We want to teach our children some of this knowledge we have gained from science. But there seems little reason to combine understanding what we already know, about say chemistry, with learning about the process of doing science. If you want to learn to do science, with all the thrills of actually discovering anything, you are probably best to pick an area where people don’t already know all of the cheap answers (those not requiring monkeys, brain scanners or large chunks of subterranean Europe).

The most obvious place to find undiscovered cheap answers available for scientific investigation is in topics that are not very important to people who pay for science. A notable example is the many small scale questions that are relevant to a given student but not to society as a whole. Does decreasing the length of my skirt increase the propensity of the cool students to talk to me? Does learning the piano as a child really make people happier later in life? Does Father Christmas exist? Do the other children hate me or are they just indifferent? What factors best cause my brothers to leave me alone? How much do my grades change if I do half an hour more or less homework each night?
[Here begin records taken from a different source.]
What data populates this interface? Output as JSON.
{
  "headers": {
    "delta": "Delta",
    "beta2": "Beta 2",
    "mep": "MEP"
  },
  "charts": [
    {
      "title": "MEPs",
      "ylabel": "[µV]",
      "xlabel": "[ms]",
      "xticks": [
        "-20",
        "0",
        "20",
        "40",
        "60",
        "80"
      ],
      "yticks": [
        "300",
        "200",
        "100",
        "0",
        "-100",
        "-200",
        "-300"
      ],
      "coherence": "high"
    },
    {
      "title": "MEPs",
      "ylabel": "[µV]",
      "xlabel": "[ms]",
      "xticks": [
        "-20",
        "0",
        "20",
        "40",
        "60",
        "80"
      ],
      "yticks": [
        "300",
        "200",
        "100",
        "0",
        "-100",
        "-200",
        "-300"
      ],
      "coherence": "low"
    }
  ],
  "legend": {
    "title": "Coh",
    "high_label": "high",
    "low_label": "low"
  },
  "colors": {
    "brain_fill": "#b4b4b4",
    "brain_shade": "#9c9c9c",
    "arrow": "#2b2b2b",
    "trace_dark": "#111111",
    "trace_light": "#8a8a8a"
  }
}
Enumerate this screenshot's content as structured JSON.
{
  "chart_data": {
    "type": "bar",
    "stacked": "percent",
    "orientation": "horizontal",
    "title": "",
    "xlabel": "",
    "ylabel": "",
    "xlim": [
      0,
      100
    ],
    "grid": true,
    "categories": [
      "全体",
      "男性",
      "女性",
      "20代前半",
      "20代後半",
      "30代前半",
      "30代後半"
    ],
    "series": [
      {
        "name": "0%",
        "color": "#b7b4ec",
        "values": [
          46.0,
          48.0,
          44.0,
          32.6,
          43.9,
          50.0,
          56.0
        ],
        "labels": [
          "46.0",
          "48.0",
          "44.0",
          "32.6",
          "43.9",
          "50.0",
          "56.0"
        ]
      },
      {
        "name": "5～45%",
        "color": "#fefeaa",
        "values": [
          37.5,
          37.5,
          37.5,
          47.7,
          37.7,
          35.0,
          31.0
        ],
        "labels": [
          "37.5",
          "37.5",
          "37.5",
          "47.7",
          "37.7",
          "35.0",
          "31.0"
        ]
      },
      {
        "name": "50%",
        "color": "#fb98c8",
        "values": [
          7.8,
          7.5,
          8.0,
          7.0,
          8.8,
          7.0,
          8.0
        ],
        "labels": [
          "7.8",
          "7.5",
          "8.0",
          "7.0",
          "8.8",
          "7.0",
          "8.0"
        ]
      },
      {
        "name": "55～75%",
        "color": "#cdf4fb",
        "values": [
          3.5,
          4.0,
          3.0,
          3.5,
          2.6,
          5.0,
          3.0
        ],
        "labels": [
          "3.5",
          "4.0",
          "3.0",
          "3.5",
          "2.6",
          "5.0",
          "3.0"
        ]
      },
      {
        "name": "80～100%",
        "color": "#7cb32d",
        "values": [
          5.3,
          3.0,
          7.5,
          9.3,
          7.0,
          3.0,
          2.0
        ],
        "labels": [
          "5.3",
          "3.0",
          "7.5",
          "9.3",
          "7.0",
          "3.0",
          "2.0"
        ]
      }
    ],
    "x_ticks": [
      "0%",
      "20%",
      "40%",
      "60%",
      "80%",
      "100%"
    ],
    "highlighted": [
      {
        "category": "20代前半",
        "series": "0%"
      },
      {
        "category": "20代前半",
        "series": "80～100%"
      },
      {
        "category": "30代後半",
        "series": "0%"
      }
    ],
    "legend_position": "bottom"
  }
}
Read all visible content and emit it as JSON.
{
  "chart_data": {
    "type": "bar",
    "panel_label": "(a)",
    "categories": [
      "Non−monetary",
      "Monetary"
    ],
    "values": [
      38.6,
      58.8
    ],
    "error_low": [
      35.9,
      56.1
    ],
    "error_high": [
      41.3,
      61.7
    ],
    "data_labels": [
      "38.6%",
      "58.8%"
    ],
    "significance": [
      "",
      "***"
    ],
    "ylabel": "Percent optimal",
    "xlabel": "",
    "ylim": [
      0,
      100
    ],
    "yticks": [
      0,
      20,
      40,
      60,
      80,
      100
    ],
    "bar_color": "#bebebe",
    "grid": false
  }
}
Does eating sugar all evening really keep me awake? How often will I really be approached by potential kidnappers if I hang out at the mall by myself after school?

You can probably think of better questions. As far as I know most children and teenagers disagree with their parents, teachers and other adults on a large number of issues. Investigating those issues scientifically might have the added benefit of getting students in the habit of keeping their opinions related to reality. Another plus may be engaging the students’ interest without having to explode progressively larger things.

Science fair projects and the like seem to move in this direction, though many seem to manage the ‘not especially interesting to the rest of the world’ criterion without managing the ‘especially interesting to the student’ one, beyond the student’s inherent interest in doing a project at all.

Roger Shank proposes something similar. He thinks people don’t consider their own activities as experimentation, and so miss valuable information from them:

If school taught basic cognitive concepts such as experimentation in the context of everyday experience, and taught people how to carefully conduct experiments in their own lives instead of concentrating on using algebra as a way of teaching people how to reason, then people would be much more effective at thinking about politics, child raising, personal relationships, business, and every other aspect of daily life.

I don’t know if this is true, but it’s probably worth testing.